China's Hu, Taiwan's Lien affirm improved ties+

LIMA, Nov. 22 Kyodo - Chinese President Hu Jintao and former Taiwan Vice President Lien Chan affirmed during talks in Lima on Friday that bilateral relations have improved lately, participants of the meeting said.

It is the first time since Taiwan joined the Asia-Pacific Economic Cooperation
forum in 1991 that representatives of China and Taiwan have held a bilateral
meeting on the sidelines of the regional conference.
Hu and Lien are in the Peruvian capital to attend this weekend's APEC forum
summit.
According to the participants, the talks were held at a hotel where the Chinese
delegation was staying, with Hu starting off by calling Lien ''an old friend''
and praising him for efforts to build good cross-strait ties since his days as
a member of an opposition party.
Lien told a press conference after the meeting that he called Hu ''general
secretary,'' referring to the president's post in the Chinese Communist Party.
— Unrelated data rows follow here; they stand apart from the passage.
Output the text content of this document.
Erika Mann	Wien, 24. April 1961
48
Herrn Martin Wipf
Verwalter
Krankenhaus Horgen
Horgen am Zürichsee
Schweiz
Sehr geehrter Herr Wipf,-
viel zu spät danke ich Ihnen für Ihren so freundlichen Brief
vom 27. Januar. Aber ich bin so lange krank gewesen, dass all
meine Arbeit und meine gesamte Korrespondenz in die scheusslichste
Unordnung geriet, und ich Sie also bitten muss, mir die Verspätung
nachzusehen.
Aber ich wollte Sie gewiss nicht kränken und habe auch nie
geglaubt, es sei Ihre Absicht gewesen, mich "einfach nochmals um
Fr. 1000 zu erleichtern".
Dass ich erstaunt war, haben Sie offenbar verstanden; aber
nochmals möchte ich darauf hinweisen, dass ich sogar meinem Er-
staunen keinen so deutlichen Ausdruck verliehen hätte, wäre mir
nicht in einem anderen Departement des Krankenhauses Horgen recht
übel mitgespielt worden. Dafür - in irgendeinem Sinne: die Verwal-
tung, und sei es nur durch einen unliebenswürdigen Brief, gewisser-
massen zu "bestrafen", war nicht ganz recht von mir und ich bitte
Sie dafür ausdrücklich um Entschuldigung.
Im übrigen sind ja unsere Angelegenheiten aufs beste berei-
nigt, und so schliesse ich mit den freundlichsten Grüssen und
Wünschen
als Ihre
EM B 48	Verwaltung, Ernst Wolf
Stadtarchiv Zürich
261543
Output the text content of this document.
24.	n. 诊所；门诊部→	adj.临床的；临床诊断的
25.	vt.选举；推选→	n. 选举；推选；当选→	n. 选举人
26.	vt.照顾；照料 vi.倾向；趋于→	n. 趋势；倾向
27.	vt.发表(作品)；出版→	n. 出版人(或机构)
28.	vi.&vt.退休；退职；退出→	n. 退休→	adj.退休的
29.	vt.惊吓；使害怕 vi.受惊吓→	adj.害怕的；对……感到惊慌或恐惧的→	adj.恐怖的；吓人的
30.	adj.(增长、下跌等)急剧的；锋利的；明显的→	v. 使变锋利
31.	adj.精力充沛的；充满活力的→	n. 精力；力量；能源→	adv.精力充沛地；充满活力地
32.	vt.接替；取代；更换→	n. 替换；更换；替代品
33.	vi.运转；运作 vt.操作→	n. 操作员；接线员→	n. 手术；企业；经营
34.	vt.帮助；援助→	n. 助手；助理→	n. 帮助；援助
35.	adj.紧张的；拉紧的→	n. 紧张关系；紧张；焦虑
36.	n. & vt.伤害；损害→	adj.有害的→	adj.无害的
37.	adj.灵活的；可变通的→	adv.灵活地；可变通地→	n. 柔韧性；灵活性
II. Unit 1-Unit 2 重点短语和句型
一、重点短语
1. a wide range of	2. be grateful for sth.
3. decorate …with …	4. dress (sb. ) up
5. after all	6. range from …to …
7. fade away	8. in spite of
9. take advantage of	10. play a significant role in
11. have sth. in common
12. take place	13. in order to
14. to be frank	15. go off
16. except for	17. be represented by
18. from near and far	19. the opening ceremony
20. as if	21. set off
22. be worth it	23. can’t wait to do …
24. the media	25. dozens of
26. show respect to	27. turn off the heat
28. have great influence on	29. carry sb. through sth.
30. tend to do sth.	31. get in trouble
Though both are representatives of their respective delegations to the APEC
forum, their meeting was regarded as a ''tea ceremony'' between leaders of the
Nationalist Party of Taiwan and the Chinese Communist Party, according to
Taiwanese government officials.
''Chairman Lien has made great contributions to relations across the Taiwan
Strait, and the current state of those relations is very good,'' Hu was quoted
in Taiwan media reports as saying to Lien, referring to his previous position
as chairman of Taiwan's ruling Nationalist Party (KMT).
Lien reportedly lobbied Hu to give Taiwan more international space during the
closed-door portion of the meeting, making good on his previous vows to broach
the prickly issue of Taiwan's wish to participate in the U.N. World Health
Organization.
China, a permanent member of the U.N. Security Council, has thwarted for
decades Taiwan's bid to participate in the United Nations and affiliated
agencies. Beijing claims Taipei as part of its territory and frowns on
international space for the self-governed island.
But cross-strait ties have been on an upswing since Taiwanese President Ma
Ying-jeou took office May 20 on vows to improve bilateral relations. The two
sides have kick-started formal negotiations, exchanging high-ranking
delegations that marked milestones in the level and scope of contact between
the rival governments.
Ma hopes Beijing will let Taipei gain observer status in the World Health
Assembly as a by-product of their warming ties.
Some Taiwanese local media depicted Lien's participation at APEC as a sign of
China's willingness to ease off its stance of preventing or rolling back
Taipei's presence at major global forums. Lien, who is representing Ma at APEC,
is the island's highest-ranking former official ever to attend.
China typically blocks APEC envoy candidates from Taiwan whose political
background calls attention to the island's de facto independence. China seeks
to unify Taiwan with the mainland, by force if necessary.
In fact, Taiwan is the only APEC member whose head of government is barred from
attending, a result of Chinese pressure.
But China's tacit approval of Lien as APEC envoy came as a nod to the island's
identity separate from Beijing, marked by free elections that decide leadership
line-ups.
Lien was vice president under then President Lee Teng-hui from 1996 to 2000, a
period of cross-strait tension, with Beijing bristling at Lee's assertions of
sovereignty.
But Lien is also a luminary in the KMT, which officially supports eventual
unification with China.
Lien's pro-China credentials led to a 2005 breakthrough meeting in Beijing with
Hu when Lien was KMT chairman, the first formal meeting between the chiefs of
the KMT and the Chinese Communist Party since 1949 when the island and mainland
split amid civil war between the KMT and CCP. Hu is both president of China and
general secretary of the CCP.
Lien's delegation also includes current high-level officials, including
Economic Affairs Minister Yin Chi-ming.